Years later, Ford and his family were told hardly any papers were available from his service, especially during his time at Tuskegee, said Valerie Ford, his daughter. Until, after years of trying, a packet of 48 pages of documents arrived anonymously by mail at the Ford residence.
Ford suffered throughout his life with bouts of anger, depression, silence, numerous symptoms of what has later been termed post-traumatic stress disorder, his daughter said.
Part of the suffering was due directly to the war experiences; other experiences were due to the loss of records experienced by numerous black soldiers at Tuskegee, she said.
Ford said her father was wounded on the front lines in the Philippines but “he never received a Purple Heart for that valor, always being told, ‘he was one of those who fell through the cracks.’ Older black veterans have had to fight for everything, including their own dignity.”

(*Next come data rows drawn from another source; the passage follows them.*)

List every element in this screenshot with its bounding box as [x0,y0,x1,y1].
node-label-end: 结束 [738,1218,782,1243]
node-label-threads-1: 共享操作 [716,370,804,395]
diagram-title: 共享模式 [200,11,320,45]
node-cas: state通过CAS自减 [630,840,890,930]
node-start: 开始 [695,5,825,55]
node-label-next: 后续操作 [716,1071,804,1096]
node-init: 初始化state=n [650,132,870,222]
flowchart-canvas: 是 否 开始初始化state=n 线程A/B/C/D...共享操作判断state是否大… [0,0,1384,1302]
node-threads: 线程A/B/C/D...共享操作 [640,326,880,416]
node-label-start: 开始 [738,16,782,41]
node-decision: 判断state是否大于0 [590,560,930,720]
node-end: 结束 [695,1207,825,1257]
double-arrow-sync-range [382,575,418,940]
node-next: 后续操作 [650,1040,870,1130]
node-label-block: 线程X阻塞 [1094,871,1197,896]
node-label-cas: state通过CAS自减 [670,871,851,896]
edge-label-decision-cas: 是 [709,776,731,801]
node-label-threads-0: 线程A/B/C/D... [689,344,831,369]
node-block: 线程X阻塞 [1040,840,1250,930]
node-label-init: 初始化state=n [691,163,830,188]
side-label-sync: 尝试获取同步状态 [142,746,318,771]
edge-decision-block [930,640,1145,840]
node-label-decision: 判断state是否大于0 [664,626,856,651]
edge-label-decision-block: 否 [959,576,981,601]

Saturday evening, John Henry Ford will be memorialized by fellow black veterans during the Veteran Bible Study group annual banquet at the James H. Rainwater Conference Center, said Lou McClendon, a Vietnam veteran who leads the group. One-hundred-seventy to 175 people are expected to attend the banquet.
The group of veterans meets weekly. McClendon started the group in 2014. The organization provides fellowship and worship for veterans.
The banquet schedule includes keynote speaker Kenneth Cutts, a representative of Congressman Sanford Bishop.
McClendon said many black World War II veterans experienced lost records, often told the records were lost to fires.
The banquet will pay tribute to these men and specifically John Henry Ford, who died at the age of 92 in August 2014.